Présentatrice : Une dernière question, peut-être pour avoir un chiffre, je ne sais pas si vous l’avez : combien y a-t-il de câbles sous-marins dans le monde ?
Ophélie Coelho : Combien de câbles ? On va m’embêter avec cette question-là ! Je dirais autour de 500, je prends des précautions.
Pourquoi je ne donne pas de nombre exact ? Déjà, parce qu’il y a des câbles qui sont annoncés et on ne connaît jamais précisément la date à laquelle ils seront complètement posés. On a toujours un temps de retard ou un temps d’avance. Par exemple, il y a certains câbles, comme le Waterwoth de Meta, que j’ai mis quand même sur la Carte 5, en rouge, celui qui va jusqu’en Afrique du Sud, mais, en fait, il a été annoncé ; les investissements, la machine est en route, donc je l’ai mis, mais il n’est pas encore posé.
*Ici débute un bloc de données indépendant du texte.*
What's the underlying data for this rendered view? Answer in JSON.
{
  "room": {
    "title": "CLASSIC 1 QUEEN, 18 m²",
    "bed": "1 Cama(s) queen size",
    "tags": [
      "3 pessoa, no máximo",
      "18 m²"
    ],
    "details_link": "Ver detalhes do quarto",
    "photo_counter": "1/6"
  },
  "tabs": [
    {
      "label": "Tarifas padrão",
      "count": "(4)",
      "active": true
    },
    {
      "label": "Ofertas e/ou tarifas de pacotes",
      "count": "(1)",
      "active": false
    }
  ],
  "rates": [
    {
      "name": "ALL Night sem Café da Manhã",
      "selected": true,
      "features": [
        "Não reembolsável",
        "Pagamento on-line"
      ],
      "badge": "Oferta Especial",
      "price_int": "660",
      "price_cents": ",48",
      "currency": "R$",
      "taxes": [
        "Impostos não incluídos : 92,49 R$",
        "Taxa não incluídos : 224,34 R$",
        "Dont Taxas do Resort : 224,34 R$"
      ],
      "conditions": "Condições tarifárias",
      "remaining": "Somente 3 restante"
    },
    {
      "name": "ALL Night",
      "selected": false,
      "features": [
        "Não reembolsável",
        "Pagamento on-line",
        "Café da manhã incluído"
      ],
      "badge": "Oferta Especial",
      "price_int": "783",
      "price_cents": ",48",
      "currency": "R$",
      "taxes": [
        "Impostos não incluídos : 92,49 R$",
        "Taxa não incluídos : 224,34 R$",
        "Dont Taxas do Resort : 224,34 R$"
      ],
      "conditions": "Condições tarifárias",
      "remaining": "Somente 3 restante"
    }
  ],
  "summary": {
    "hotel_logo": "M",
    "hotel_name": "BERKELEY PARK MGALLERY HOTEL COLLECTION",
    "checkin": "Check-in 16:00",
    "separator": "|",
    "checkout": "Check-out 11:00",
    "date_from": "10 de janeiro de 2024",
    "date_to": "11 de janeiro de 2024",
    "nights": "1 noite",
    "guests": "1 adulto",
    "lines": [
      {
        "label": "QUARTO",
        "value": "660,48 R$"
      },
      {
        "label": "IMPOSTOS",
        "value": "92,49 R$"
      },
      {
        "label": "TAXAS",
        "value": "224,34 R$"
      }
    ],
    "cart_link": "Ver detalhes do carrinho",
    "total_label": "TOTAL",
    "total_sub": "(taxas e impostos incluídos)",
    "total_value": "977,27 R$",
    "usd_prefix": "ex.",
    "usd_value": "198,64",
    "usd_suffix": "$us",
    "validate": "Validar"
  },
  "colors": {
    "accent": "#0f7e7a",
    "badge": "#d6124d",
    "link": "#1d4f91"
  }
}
C’est toujours un peu sensible. Par ailleurs, je prends l’exemple de Raman et Blue qui, au départ, étaient comptés comme une seule entité. Sur la carte du canal de Suez, au niveau de la côte Levantine, Blue est en haut, à côté de Haifa, et Raman à côté de Neom. En fait, c’est la même infrastructure Google, mais qui est découpée en deux, donc forcément, il y a un compte de câbles qui est séparé aujourd’hui.
Présentatrice : Très bien. Merci beaucoup, Ophélie. Je suis désolée. Je pense que vous auriez eu beaucoup de choses encore à partager avec nous.
Ophélie Coelho : Vingt minutes, c’est très court. Donc, c’est compliqué ! Merci à vous.
Présentatrice : En tout cas merci d’avoir été avec nous.